Q. When you look back on your two years and three months as a professional golfer -- and people talk about ups and downs they have during their careers -- what do you consider to be your struggles that you've had to overcome? I can't think of any, but that's why I ask. I'm curious what you think of some of the tough times.
COLLIN MORIKAWA: Yeah, after that PGA win last summer, didn't really play golf -- I played golf, didn't play great golf. I wouldn't call it a struggle. For me, it's more of a learning experience. How do I take that? That might have lasted all throughout the fall, and hopefully because of that, I learned it won't last even a week maybe. Maybe I can learn from that.

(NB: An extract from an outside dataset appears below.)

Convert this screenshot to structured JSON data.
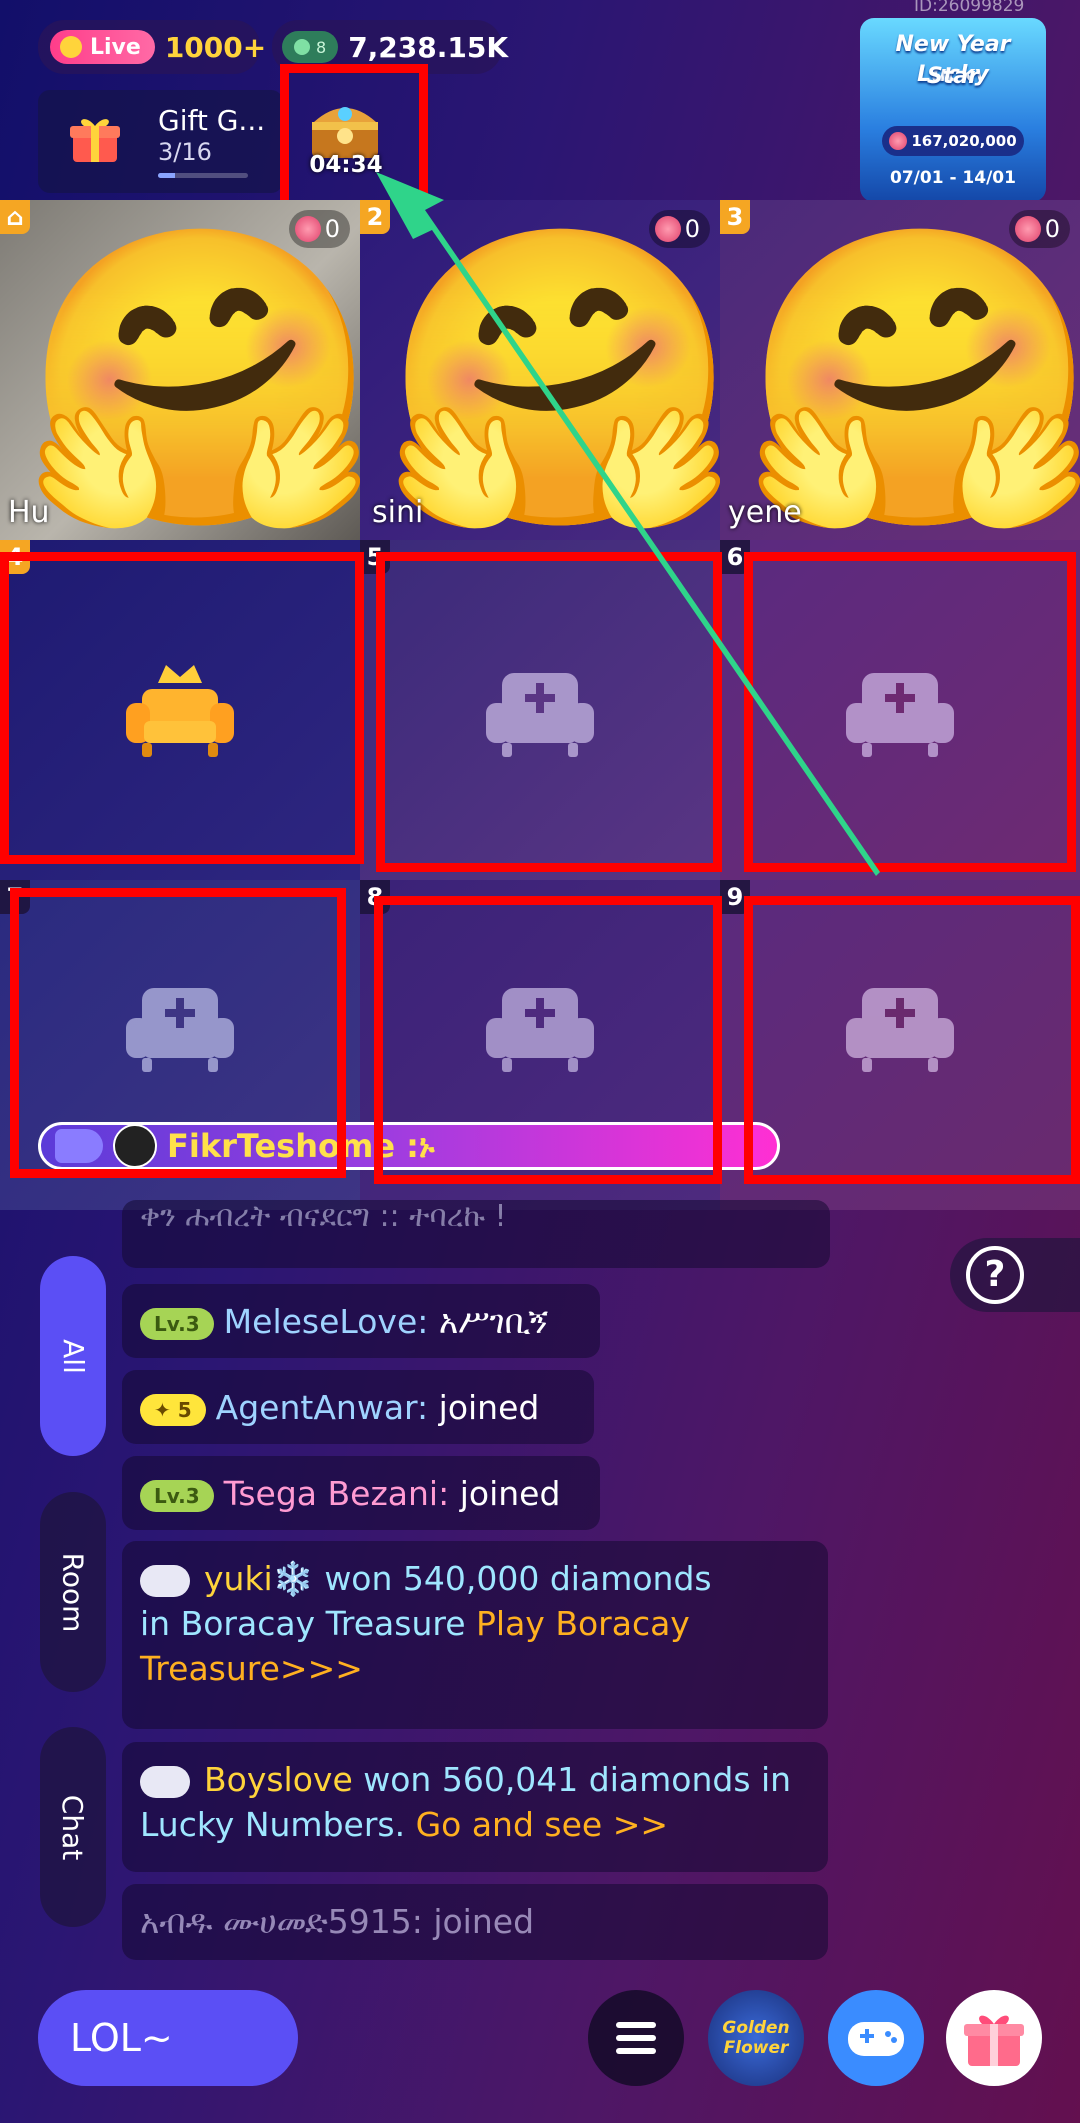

I wouldn't look at it as a struggle. I love to look at them as learning experiences because even during those weeks that I wasn't playing great, I might have expected to play better, that my standards were higher just because I'd won a PGA. I look back at that now, and I don't look at it as I struggled. I look at it as I had a different mental process. I was looking at golf a little differently that I shouldn't have, and I needed to go back to what I was doing great, what I was doing well to play great golf.
I'm sure there's going to be struggles out there. There's going to be tough times. But for me, since I hope to have a long career and I hope to play this game for a long time, I want to look back and realize, okay, yeah, it might have been tough a few events here, a few months here and there, but how do I learn from that and make sure I don't make that mistake in the future?
Q. That makes me curious. When you finally had a break at the end of '20, which I guess would have been maybe three weeks in December, did you find yourself bummed at the way you had finished the year, or did you still allow yourself to think about Harding Park, think about Muirfield, things like that?
COLLIN MORIKAWA: I rarely go back and think back like, oh, man, I won a major a month ago or I won this tournament whenever. I don't really do that. I wouldn't say bummed, but I was curious on why I had done -- or I had played like that throughout the fall. I sat down with my coach, and we kind of reassessed and figured out what are we doing differently? They're such small, minute things that no one would ever pick up on, but it's something that, if I sit down with my coach for an hour and really talk through things, talk through the process for showing up at events, what I'm doing on the golf course, we find discrepancies of what I did that fall versus what I might have done the week before the PGA and the week of the PGA, right?
So these are things that we bring up now to make sure I don't do them and I didn't do them after the Open win, and thankfully I had that experience, I learned from it, and we move on. There's going to be things that creep up into your head that aren't good, and that's just golf.
Q. Kind of an off the beaten path question here, but with the PGA TOUR schedule coming up for next year, there's no event in Chicago and no event here in New York. I know you're a guy who likes to get out there and explore. Is it kind of a bummer to not have those two big cities? Do you enjoy coming to the big cities on TOUR?
COLLIN MORIKAWA: Yeah, I love it. I'm a city guy at heart, and I think obviously I have no sway into going where the tournaments will be, but I'm going to miss it. Every time we've been to Chicago, every time we've been to New York, my girlfriend and I, we've always gone into the city. We've had some great dinners. We've toured around.
By no means we're locals, but we've enjoyed enough of the city where we can go find some hole in the walls or better spots that the tours don't necessarily go but the locals know. Yeah, I'm going to miss it. I'm going to miss it for sure, and hopefully they make their way back, but I'm glad at least L.A. is still on the market there.